The Independent Alliance as we know it appears to have come to an end

Role of Independent candidates likely to be an interesting feature of the general election

Minister of State for Disability Issues Finian McGrath: he is said to be “50-50” about running again

After lengthy talks on the potential formation of a new minority government in 2016, Fine Gael TD Noel Rock stood up to nominate Enda Kenny for the position of taoiseach for the fourth time. All eyes were on the door, however, as politicians waited impatiently to see if the recently-formed Independent Alliance was on board.

Just before the end of more than two hours of debate, Independent Alliance TDs arrived into the chamber, and Finian McGrath, to the amusement of many, beamed and played air guitar in the direction of the government benches. The game was afoot at last.

Four years later it would appear the Independent Alliance as we know it has come to an end. While the imminent general election may have yielded the same result, the apparent demise of the group was hastened on Monday by the decision of Kevin “Boxer” Moran, Minister of State for the OPW, to run as an Independent candidate away from the Alliance banner.

Despite all the relatively normal squabbling that comes with being part of a political group, the members managed to hold together well enough until this point notwithstanding the exit of Sean Canney in 2018.


Mr Canney took his decision after losing a row over the allocation of a junior ministerial portfolio, a disagreement which originated in a coin toss between Moran and Canney over who would take the job first and how long they would hold it for.
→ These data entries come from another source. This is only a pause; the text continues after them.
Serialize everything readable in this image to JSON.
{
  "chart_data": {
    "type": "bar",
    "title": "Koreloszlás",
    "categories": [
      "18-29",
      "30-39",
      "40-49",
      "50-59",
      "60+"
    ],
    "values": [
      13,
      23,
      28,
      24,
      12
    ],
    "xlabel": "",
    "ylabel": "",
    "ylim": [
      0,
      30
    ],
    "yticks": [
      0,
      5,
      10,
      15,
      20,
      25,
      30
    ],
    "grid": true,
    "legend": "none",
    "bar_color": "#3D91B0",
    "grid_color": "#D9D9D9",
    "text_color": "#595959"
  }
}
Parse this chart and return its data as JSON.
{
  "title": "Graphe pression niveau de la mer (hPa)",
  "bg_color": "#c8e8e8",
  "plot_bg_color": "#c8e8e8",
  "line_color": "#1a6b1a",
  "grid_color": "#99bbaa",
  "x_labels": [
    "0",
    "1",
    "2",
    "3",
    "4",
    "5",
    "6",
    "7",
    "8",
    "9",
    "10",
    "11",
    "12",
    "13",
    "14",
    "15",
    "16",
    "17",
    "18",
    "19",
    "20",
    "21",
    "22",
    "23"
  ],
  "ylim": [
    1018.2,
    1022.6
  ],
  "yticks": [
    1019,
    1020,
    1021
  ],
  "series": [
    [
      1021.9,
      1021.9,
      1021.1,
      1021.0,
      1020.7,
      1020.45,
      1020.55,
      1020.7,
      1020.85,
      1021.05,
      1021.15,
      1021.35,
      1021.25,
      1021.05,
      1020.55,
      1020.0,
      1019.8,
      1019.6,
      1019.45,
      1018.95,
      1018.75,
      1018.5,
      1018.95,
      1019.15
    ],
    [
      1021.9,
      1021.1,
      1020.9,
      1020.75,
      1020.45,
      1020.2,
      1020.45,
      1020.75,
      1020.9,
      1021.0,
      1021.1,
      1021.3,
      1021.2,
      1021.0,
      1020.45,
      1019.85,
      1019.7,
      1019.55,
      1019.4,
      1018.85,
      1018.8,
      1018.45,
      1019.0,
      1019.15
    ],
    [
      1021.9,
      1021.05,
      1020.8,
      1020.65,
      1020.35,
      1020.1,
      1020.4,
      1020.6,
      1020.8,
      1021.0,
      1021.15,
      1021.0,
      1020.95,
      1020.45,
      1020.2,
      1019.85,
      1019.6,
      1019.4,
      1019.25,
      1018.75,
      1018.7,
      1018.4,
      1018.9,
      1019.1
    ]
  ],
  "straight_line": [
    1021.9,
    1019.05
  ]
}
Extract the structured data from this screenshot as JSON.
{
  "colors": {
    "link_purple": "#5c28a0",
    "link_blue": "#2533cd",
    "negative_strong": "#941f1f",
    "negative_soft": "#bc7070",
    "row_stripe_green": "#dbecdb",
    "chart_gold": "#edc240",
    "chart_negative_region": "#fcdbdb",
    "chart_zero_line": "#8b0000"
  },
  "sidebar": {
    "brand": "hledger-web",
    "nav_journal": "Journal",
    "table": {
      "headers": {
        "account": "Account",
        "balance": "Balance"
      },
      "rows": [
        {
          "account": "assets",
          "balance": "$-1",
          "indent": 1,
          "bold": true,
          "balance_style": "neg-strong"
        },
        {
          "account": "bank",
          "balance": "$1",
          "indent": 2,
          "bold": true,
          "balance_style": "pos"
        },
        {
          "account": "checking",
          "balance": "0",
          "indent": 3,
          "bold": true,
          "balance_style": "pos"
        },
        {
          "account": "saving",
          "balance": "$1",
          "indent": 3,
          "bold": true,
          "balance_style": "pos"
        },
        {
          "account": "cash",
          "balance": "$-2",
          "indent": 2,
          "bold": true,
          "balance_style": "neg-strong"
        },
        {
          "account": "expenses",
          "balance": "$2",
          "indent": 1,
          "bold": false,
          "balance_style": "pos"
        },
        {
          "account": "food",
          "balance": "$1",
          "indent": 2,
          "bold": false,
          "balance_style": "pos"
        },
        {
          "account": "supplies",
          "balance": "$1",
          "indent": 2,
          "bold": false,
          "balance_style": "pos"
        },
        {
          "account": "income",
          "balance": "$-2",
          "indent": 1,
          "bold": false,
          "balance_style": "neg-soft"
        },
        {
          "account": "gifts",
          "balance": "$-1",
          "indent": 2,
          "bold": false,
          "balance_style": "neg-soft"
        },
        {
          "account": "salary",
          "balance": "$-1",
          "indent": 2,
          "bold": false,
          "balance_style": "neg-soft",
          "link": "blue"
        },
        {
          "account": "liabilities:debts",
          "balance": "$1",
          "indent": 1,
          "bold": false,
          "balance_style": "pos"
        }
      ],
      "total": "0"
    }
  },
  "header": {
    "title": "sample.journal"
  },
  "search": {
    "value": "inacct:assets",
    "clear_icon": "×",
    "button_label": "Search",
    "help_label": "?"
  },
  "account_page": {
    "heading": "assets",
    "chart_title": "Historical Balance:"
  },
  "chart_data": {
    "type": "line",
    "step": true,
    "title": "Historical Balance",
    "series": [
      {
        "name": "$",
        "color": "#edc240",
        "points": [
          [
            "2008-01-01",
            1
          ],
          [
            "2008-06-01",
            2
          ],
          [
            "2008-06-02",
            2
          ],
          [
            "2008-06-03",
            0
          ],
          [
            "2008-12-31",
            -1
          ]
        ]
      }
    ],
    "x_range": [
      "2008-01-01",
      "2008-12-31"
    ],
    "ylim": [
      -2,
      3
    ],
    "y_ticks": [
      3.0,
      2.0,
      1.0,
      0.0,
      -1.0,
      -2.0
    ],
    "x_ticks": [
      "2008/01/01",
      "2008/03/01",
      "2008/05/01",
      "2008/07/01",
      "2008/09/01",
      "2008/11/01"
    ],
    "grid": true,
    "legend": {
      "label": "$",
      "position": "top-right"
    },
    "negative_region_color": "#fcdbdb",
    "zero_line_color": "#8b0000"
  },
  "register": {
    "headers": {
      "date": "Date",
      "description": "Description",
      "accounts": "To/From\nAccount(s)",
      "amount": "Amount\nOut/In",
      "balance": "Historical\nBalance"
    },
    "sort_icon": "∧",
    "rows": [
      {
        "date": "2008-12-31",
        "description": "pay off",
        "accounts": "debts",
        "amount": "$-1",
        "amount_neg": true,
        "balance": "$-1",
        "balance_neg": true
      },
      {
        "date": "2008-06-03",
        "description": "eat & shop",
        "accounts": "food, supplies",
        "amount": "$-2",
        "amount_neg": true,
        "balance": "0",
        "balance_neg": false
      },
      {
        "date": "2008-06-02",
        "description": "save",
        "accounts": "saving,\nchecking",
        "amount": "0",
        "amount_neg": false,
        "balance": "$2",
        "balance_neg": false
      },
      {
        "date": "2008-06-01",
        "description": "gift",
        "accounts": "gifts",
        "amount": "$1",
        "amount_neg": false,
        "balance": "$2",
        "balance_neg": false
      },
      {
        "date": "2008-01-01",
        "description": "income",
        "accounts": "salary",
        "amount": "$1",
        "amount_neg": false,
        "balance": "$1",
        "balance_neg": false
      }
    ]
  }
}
There were other external rows too on health issues such as the establishment of a second cath (catheterisation) lab in Waterford.

And there were complications when members of the Independent Alliance said they wanted to support an Opposition private member’s motion on abortion, which in turn led to a terse debate on the concept of collective Cabinet responsibility.

There were more angry exchanges when some of the group felt they had been left open to ridicule after a peace trip proposed by some of its members to North Korea.

And yet still the Alliance remained in Government.

Soften the blow

The role of the grouping in any future coalition has been thrown into sharp focus following Mr Moran’s public comments. Speaking in an old ammunition bunker at the magazine fort in the Phoenix Park, Mr Moran appeared to try and soften the blow by saying that he could very well rejoin the Independent Alliance should the various members be re-elected.

He then said: “If it is not the Alliance and is another alliance, so be it.”

There were suggestions that the Minister for Transport, Shane Ross, in particular was taken aback by his statements.

What will further compound the situation this week will be an expected announcement from Minister of State for Training and Skills John Halligan about his own future in politics, with speculation that he may not run for election again.

Meanwhile, Minister of State for Disability Issues Finian McGrath is also said to be “50-50” about running again.

With the role of Independent candidates likely to be one of the more interesting features of this election, and should Ross continue with the project, the Independent Alliance as we know it could have a very different look once the dust has settled.